Gravity and General Relativity

Gravity governs the structure and evolution of the entire Universe, and it is successfully described by Einstein’s Theory of General Relativity.

General relativity (GR), also known as the General Theory of Relativity, is the geometric theory of gravity published by Albert Einstein in 1915. GR generalizes Einstein’s special relativity and Newton’s law of universal gravitation, providing a unified description of gravity as a geometric property of space and time (or spacetime). In particular, the curvature of spacetime is directly related to the mass, momentum, and energy of the matter and/or radiation, according to the Einstein field equations.

Despite being over 100 years old, GR represents the current description of gravitation in modern physics. In fact, the predictions of GR have been extremely well tested in the “local” universe, both in the weak field limit (as in the Solar System) and more recently for strongly self-gravitating bodies in pulsar binary systems. The first test of GR was the Eddington’s solar eclipse expedition of 1919 by Eddington, and remarkably GR has successfully passed all tests carried out so far. Nevertheless, gravity in its GR description remains the least understood of all forces, e.g., resisting unification with quantum physics. In fact, general_relativityGR assumes a classical description of matter that completely fails at the subatomic scales which govern the early Universe. Therefore, despite the fact that GR represents the most successful theory of gravity to date, it is expected to break down at the smallest scales.

So, does GR hold in its most extreme limit? Or are alternative theories of gravity required to describe the observable Universe?
These questions are at the heart of our understanding of modern physics, that BlackHoleCam wants to address.

The largest deviations from GR are expected in the strongest gravitational fields around black holes (BHs), where different theories of gravity make significantly different predictions. The recent detection of gravitational waves by LIGO seems to indicate that even events associated with very strong gravitational fields, such as the merger of two stellar-mass BHs, fulfill the predictions of GR. This extremely exciting discovery calls for additional verification using observations in the electromagnetic spectrum.

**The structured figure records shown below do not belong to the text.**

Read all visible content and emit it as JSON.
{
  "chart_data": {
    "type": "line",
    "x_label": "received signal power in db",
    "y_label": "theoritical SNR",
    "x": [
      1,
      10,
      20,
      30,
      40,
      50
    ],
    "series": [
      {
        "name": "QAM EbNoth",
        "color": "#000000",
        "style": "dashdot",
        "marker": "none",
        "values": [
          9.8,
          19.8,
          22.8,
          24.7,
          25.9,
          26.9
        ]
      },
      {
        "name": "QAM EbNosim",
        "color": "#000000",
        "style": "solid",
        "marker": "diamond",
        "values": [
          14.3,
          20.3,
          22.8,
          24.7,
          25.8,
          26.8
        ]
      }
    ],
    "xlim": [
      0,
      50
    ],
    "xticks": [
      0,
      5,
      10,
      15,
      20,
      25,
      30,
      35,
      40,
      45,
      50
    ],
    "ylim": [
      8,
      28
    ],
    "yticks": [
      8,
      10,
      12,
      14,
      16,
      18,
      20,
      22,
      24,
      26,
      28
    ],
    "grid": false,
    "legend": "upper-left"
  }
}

In fact, astronomical observations and gravitational wave detectors may soon provide us with the opportunity to study BHs in detail, and to probe GR in the strong-field regime, where tests are currently lacking.

Black Holes

The most fundamental prediction of GR is the existence of black holes (BH).

The defining property of a BH is the event horizon, a “one-way” membrane in the fabric of spacetime that defines the boundary between regions (inside and outside the BH) that are causally disconnected. At this boundary, the gravitational pull becomes so large that nothing can escape, including light (that is why BHs are black!). For these reasons, the event horizon has been defined as “the shell of points of no return”.
According to the “cosmic censorship” conjecture, introduced by Hawking & Penrose in 1970, it is the event horizon that acts as the “censor”, hiding the presence of the physical singularity of infinite density at the centre where the known laws of physics must break down. According to this conjecture, singularities such as BHs are allowed to exist only if they are surrounded by an event horizon, the surface that separates them from the rest of the universe. A fundamental question is:

Are BHs just a mathematical concept, or are they real, observable astrophysical objects? 2-bh-st

Among astronomers, their existence is widely accepted, and there are many convincing BH candidates in the Universe. In particular, they come in two fundamental mass classes. Stellar-mass BHs have masses of order of 10 solar masses, and sizes of tens of kilometers. There could be up to 100 millions stellar BHs in our Galaxy. Supermassive black holes are millions to billions times larger, and are detected in galaxies at distances from Mpc to Gpc.

Interestingly, BHs are completely ”black” only within the event horizon, but outside, light can escape. In fact the surrounding matter accreting onto the hole heats up through viscous dissipation and converts gravitational energy into radiation.

So what would a BH actually look like, if one could observe it?

This the question that BlackHoleCam is going to answer.